Extract Financial Statement from PDFs Folder into Excel

Hi,

I would like to extract the income statement from PDFs of a folder and output it to Excel as a table (not an image).

However, the financial statement format are slightly different for different PDFs. The read text activity works but it seems to be messy when insert to Excel.

What activities can I use to do with this? Can anyone can screenshot the workflow? Thanks.

is it possible to upload the pdf so that we can test it and give you the solution?

Otherwise, I would recommend you to use table extraction if it is a table in the pdf

or you have to build a table and add required data into the table via looping

Horizon Robotics - W.pdf (8.3 MB)

CONSOLIDATED STATEMENTS OF PROFIT OR LOSS on Page 506. Thanks.

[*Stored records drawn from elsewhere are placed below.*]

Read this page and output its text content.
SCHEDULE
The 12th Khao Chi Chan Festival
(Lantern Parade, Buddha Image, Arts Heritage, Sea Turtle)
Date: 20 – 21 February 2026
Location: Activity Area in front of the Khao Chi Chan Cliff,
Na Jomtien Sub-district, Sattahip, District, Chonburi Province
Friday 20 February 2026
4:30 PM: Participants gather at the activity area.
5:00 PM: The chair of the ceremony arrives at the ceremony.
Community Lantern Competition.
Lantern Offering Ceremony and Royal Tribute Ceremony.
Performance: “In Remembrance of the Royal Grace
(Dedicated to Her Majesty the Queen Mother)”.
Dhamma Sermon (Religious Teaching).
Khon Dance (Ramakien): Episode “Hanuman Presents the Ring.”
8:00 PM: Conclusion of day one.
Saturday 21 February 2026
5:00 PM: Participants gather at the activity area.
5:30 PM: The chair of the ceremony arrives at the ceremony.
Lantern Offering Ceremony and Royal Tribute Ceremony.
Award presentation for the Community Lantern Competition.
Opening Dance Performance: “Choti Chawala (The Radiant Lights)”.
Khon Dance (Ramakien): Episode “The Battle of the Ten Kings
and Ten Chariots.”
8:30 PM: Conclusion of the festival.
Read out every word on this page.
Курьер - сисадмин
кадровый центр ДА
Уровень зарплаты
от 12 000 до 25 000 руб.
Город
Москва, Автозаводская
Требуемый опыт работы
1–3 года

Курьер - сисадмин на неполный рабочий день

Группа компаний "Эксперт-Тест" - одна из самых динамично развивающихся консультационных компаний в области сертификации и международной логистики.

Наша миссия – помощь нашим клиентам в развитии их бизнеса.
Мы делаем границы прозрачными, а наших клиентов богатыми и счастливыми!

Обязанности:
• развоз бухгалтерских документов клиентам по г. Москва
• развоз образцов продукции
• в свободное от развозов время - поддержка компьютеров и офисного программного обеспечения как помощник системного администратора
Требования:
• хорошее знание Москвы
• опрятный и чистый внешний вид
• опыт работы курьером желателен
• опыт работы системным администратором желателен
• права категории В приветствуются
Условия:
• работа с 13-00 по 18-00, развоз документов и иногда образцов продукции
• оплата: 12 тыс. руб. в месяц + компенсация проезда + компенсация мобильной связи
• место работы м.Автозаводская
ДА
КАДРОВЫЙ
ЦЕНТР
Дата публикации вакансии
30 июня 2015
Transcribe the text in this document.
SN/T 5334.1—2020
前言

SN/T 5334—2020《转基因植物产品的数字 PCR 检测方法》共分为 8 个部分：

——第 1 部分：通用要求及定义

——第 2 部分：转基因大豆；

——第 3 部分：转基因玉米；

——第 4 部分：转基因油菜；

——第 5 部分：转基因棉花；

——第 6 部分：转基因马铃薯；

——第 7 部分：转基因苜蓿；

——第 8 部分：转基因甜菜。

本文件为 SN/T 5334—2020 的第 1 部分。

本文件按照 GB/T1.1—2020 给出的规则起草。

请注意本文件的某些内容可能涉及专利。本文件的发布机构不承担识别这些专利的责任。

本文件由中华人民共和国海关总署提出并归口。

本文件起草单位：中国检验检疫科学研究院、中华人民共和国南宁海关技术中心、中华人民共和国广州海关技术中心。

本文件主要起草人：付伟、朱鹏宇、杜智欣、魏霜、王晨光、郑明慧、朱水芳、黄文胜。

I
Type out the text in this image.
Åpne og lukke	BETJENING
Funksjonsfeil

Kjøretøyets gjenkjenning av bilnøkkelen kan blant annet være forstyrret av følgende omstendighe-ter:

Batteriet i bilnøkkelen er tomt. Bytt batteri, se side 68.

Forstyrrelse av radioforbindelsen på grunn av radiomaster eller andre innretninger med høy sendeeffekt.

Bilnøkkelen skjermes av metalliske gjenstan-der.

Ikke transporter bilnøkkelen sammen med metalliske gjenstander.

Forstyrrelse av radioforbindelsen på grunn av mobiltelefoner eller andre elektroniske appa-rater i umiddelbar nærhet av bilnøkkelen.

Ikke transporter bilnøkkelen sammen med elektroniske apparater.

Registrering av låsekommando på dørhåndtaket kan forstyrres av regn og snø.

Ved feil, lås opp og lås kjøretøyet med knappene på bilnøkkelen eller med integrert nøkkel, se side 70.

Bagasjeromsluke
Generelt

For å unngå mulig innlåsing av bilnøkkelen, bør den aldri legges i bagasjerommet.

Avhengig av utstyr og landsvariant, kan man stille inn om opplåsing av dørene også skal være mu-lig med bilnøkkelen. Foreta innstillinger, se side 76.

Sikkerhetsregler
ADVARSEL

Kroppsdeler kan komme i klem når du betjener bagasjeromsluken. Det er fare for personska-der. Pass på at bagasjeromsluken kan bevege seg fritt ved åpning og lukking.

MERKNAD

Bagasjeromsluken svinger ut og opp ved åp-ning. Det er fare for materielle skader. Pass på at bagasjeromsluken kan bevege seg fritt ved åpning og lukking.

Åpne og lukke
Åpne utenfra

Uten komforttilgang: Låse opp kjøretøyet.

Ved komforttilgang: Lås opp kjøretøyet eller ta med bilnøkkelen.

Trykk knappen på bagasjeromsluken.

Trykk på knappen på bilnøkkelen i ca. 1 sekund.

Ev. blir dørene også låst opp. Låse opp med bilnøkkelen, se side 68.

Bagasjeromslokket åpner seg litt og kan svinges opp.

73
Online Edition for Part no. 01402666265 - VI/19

Hie @cclemon if the document structure are same for all the pdfs you can go through with the Document Understanding method. it more reliable and faster way to Extract Data From the PDF
cheers Happy Automation.

If you cant use read pdf text activity and loop through these text, maybe you can try below:

  1. Use “Extract PDF Page Range” to a single pdf files
  2. Use “Use Application” to open the single pdf files
  3. Use “Get Text” activity to get single rows via using specific elements and use * for numbers like below
  4. Repeat step 3 until you get all text

Below is a screen shot for your reference

Hi @cclemon

Can you share example output data which you want fill in excel format?

In 506 page which data you want

image

Regards,
Gowtham K

Hi, I think will be the whole table extract to excel.

@cclemon can you share the example how you want?

Sample.xlsx (11.6 KB)
thanks

This topic was automatically closed 3 days after the last reply. New replies are no longer allowed.